The campaign in Genesee County will continue through the fall, and messages will appear on social media advertising, billboards and local television commercials. EGLE provides all funding for the campaign, with no use of local taxpayer resources.

The emphasis on proper recycling also will help support climate objectives set in Governor Gretchen Whitmer's MI Healthy Climate Plan, which has a goal of achieving economywide carbon neutrality by 2050.
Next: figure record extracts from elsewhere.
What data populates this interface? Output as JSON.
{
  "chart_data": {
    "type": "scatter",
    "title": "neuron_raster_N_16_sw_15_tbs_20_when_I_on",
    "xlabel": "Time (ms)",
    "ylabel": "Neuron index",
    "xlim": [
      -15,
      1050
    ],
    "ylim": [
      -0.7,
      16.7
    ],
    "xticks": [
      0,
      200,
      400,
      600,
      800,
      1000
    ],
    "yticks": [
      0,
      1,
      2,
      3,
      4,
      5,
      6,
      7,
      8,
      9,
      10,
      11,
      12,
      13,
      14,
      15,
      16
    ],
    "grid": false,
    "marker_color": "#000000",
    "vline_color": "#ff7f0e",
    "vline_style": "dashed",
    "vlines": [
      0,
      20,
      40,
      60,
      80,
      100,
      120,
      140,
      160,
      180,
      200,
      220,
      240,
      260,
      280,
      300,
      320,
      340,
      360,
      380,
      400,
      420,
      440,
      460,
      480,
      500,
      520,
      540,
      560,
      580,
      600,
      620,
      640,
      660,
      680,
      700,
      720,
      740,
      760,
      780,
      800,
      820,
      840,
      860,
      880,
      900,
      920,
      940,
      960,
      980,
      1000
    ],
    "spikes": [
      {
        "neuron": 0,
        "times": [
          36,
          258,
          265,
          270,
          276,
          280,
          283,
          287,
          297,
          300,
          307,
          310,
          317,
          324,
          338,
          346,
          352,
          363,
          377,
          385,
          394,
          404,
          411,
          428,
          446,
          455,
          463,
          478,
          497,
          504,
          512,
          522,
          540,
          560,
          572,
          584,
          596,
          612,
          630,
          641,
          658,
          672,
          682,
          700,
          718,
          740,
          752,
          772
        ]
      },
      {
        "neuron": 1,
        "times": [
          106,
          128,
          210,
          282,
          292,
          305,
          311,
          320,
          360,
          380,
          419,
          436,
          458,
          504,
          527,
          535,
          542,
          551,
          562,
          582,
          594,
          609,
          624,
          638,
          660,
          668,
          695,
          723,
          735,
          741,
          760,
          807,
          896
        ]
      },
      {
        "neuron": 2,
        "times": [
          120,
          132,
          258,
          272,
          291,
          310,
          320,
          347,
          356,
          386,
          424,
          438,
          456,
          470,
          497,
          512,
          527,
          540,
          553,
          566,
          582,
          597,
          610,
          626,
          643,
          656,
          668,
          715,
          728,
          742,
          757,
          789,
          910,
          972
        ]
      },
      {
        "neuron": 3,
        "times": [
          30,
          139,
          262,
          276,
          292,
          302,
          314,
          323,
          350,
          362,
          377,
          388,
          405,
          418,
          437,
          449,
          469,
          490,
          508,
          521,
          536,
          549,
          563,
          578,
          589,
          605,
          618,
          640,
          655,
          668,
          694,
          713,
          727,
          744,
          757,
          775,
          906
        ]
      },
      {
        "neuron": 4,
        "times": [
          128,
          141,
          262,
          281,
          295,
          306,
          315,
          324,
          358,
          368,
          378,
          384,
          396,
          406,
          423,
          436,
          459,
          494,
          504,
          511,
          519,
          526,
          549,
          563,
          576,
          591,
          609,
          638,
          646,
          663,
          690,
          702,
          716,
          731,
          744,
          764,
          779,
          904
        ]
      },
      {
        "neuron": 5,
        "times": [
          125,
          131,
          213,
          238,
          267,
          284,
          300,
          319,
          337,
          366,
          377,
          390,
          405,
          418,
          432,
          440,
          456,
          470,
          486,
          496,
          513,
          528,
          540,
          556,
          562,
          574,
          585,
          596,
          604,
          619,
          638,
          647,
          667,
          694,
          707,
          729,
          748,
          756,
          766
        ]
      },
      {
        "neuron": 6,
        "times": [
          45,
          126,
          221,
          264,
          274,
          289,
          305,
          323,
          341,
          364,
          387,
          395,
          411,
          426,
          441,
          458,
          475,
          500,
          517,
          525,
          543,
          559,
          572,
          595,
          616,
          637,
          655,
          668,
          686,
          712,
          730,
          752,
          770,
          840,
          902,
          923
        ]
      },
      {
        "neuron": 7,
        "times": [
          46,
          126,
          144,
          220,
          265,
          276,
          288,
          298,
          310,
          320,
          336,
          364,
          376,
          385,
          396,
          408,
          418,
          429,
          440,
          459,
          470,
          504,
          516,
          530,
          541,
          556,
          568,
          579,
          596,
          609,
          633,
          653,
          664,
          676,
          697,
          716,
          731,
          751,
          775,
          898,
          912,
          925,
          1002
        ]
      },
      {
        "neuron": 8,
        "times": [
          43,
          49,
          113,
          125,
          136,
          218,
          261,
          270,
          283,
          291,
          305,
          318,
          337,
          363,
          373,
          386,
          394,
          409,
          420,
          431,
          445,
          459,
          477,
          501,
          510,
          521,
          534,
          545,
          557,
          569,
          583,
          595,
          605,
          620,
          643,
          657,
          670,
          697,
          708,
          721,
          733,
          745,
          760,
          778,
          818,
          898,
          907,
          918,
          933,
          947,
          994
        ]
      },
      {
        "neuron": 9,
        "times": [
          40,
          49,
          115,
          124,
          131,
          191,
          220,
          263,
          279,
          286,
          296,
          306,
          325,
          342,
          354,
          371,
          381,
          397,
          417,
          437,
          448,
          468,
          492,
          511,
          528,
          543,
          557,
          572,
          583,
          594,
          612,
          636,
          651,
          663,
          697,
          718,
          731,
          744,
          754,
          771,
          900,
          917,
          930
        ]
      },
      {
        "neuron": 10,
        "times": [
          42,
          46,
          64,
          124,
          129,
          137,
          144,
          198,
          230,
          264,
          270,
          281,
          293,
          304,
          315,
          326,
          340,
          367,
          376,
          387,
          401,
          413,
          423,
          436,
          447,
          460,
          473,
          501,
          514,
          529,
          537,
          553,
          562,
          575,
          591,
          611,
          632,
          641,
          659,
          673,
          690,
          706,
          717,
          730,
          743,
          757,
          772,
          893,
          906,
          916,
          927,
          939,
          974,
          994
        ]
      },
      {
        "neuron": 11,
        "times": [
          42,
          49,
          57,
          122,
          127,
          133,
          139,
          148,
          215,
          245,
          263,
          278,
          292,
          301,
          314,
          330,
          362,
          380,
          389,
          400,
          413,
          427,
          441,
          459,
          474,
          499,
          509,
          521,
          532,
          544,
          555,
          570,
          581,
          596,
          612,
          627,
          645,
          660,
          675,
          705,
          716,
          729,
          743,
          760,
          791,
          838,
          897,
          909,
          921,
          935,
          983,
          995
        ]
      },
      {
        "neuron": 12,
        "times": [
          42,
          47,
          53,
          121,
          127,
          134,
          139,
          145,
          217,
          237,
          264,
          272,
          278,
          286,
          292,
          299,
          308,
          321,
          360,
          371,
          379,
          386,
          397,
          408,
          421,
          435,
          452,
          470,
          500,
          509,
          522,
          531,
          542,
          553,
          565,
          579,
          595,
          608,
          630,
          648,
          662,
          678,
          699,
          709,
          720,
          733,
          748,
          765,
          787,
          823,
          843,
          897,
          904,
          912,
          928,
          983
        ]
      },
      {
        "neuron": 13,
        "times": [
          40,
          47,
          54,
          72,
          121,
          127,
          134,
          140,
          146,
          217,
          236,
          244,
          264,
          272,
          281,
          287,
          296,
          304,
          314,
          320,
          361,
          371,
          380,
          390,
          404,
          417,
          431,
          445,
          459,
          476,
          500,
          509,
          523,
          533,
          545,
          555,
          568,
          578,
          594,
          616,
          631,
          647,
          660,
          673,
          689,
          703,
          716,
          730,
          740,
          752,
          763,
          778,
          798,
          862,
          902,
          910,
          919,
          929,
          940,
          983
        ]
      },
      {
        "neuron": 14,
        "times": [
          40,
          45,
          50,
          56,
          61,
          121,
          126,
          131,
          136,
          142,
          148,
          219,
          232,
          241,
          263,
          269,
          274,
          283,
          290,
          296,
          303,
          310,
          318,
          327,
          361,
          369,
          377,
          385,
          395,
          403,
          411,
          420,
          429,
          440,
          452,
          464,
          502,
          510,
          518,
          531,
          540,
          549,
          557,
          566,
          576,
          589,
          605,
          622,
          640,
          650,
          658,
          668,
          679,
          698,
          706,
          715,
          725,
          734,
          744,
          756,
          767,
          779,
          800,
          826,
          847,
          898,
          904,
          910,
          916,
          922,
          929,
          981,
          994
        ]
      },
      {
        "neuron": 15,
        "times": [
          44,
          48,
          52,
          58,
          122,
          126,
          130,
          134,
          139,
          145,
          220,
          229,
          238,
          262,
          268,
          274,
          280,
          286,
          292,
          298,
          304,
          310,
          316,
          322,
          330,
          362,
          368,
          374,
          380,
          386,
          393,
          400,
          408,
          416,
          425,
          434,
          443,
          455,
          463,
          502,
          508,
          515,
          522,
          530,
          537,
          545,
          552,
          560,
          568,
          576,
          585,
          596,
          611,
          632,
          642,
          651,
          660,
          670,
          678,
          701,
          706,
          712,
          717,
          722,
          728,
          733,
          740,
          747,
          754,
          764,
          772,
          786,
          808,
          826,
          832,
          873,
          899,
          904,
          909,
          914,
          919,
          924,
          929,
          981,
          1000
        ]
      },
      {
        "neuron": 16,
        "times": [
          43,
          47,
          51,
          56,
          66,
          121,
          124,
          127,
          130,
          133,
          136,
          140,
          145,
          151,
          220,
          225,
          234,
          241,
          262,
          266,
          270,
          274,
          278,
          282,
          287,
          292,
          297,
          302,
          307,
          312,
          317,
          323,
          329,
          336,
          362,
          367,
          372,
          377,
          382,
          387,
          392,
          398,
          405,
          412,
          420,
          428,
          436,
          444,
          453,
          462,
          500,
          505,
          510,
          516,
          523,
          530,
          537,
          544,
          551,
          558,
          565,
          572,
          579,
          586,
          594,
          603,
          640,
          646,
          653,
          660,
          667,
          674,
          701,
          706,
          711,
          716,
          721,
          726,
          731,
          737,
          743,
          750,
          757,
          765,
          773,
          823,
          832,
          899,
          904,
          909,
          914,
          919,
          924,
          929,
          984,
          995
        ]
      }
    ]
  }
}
"We are eager to engage with Genesee County on this hyperlocal public education campaign, because now, more than ever, Michigan residents view recycling as an essential public service," Browne said. "That is why it's important to communicate with the public, so we can improve the quality of materials being recycled that can then be transformed into raw materials. By recycling smarter, we create a healthier and less wasteful planet, and ultimately this supports jobs and promotes stronger, healthier communities."

The EGLE partnership with Genesee County aligns with EGLE's national award-winning "Know It Before You Throw It" recycling education campaign featuring the Recycling Raccoon Squad. The campaign promotes best practices and emphasizes that recycling materials saves energy, reduces water use, decreases greenhouse gases, conserves resources, and translates into local jobs.